Pero vamos a profundizar: una sociedad en la que todo discurre a la velocidad de la luz, en la que, hasta el plato más básico se precocina, aún pudiendo ser preparado por los más ineptos frente a los fogones, no puede acogerse a ningún tipo de compromiso.
Recuerdo una conferencia dirigida a familias, de una reputada sexóloga, en la que mostraba su sorpresa por la proliferación de invitaciones a retos y desafíos, en programas de televisión, eventos deportivos y espectáculos varios. Con sorna e ironía, apuntaba que ella no estaba preparada para correr una maratón o ascender ochomiles, pero proponía abiertamente a todos aquellos que pudieran estar interesados en “superar sus límites”, que, si de verdad, querían un reto mayúsculo y duradero, fueran capaces de amar y formar una familia.
¡Ay, el amor! Un sustantivo tan empleado como carente de significado, por la constante manipulación del mismo. Tantas acepciones y excepciones, han convertido lo más fértil en yermo. En el encuentro con los jóvenes en Manila, en el año 2015, afirmaba el Papa Francisco “el verdadero amor te lleva a quemar la vida, aún a riesgo de quedarte con las manos vacías”.
De los fecundos vergeles del paraíso, pasamos a la lóbrega mazmorra de nuestro “yo”: “primero, yo; después, yo y, por último, yo”. La tan consabida máxima, que muchos padres y madres repetían para concienciar a sus hijos de la maldad del egoísmo, se ha convertido en un mantra. Y cuando “yo” estoy por delante, que se quite lo demás.
Sin entrar en estériles discusiones sobre este hecho, bien cierto es, que cuando el egoísmo hace acto de presencia, todo se resiente, sea el ámbito que sea. Y al final, uno no es capaz de entregarse al otro, porque siempre encontrará argumentos que se lo impidan, desde abogar por una convivencia o coexistencia pacífica en una relación, sin más compromiso que ese a pensar que, de mis acciones, no se deriva consecuencia alguna en la sociedad. “¿A quién le importa lo que yo haga, a quién le importa lo que yo diga? Yo soy así, así seguiré, nunca cambiaré.” cantaba Fangoria en el lejano siglo XX.
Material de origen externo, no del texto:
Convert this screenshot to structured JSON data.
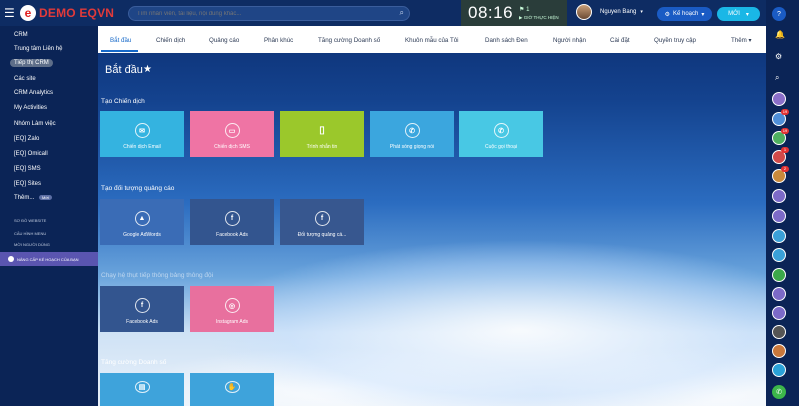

No hace muchos años, cuando se quedaba con alguien por cualquier circunstancia, se fijaba una hora y un lugar, y se aparecía sin más. Actualmente, cuando se hacen planes, incluso lúdicos, resuena la introducción mágica “en principio, cuenta conmigo”. ¿Cómo que “en principio”? ¿Cómo pretendemos comprometernos si no somos capaces de confirmar nuestra asistencia a un partido de padel, unas cervezas en el bar o una película en el cine?
Escribía Chesterton en su artículo “Matrimonio moderno”, “se me ha pedido que escriba algo sobre el matrimonio y el pensamiento moderno. Tal vez fuera más apropiado escribir sobre el matrimonio y la ausencia moderna de pensamiento.”